In the last part of the talk the situation in Lithuania will be compared to the one in the Kingdom of Poland and East Galicia (Habsburg Monarchy) where, similarly to Lithuania, antisemitic ideology gained strength in the late imperial period but at the same time the number of anti-Jewish pogroms was very small compared to other regions with a significant Jewish minority (West Galicia, other parts of Jewish Pale of Settlement). By comparing these different cases I’ll try to find some patterns that can help explain why the level of anti-Jewish violence was so diverse in different regions of the former Polish-Lithuanian Commonwealth.
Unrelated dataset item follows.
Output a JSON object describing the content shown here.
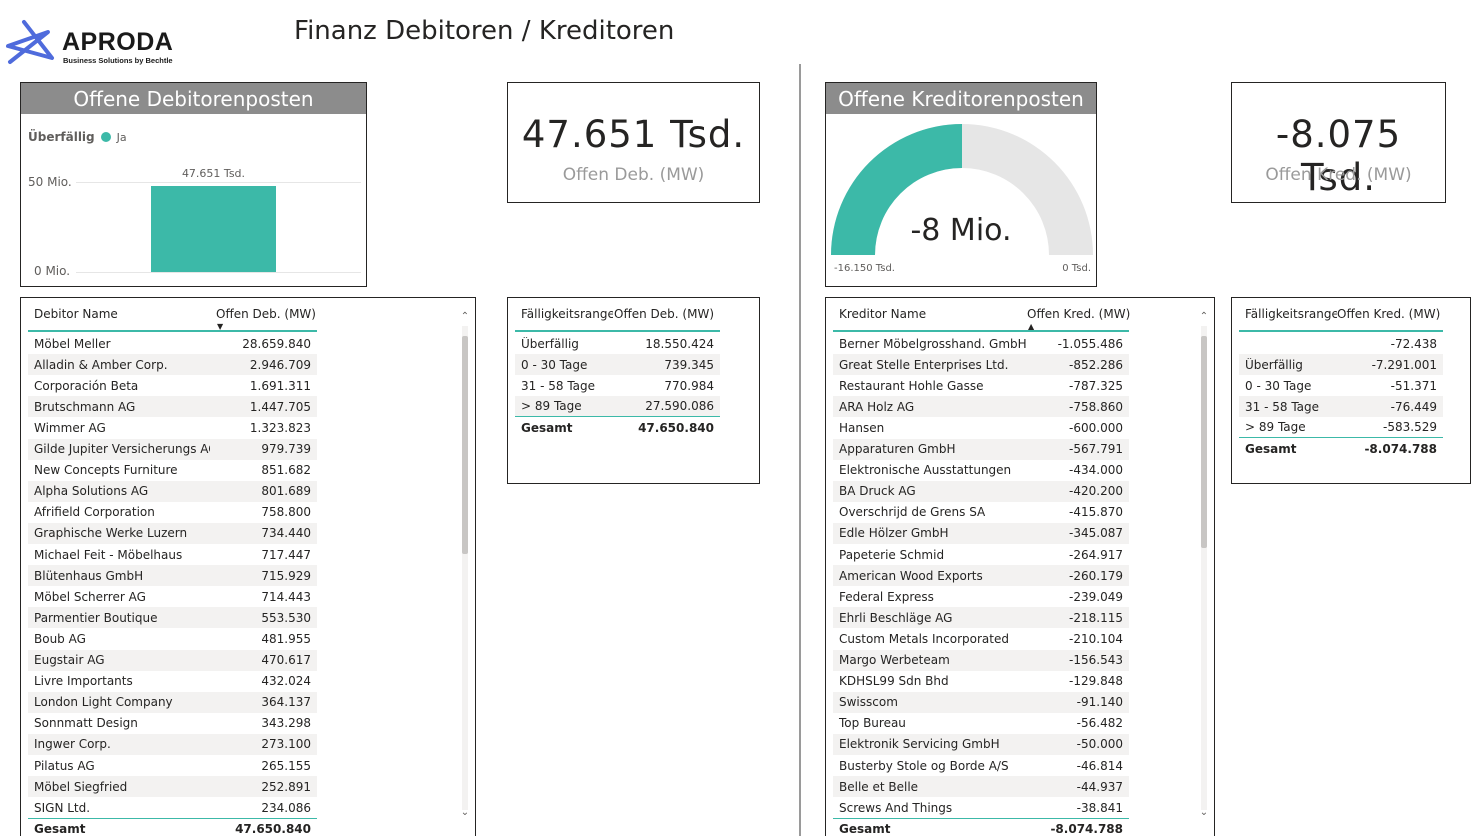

Since 2000, Darius Staliunas has been a deputy director at Lithuanian Institute of History. He teaches at Vilnius and Klaipėda universities. Staliunas is the author of Making Russians. Meaning and Practice of Russification in Lithuania and Belarus after 1863 (Amsterdam/New York, NY: Rodopi, 2007); Enemies for a Day: Antisemitism and Anti-Jewish Violence in Lithuania under the Tsars (Budapest/New York: CEU Press, 2015); Lithuanian Nationalism and the Vilnius Question, 1883-1940 (Marburg: Herder-Institut, 2015; co-author – Dangiras Mačiulis). His research interests include issues of Russian nationality policy in the so-called Northwestern Region (Lithuania and Belarus), ethnic conflicts as well as problems of historiography and places of memory in Lithuania.
This event is open to Stanford affiliates.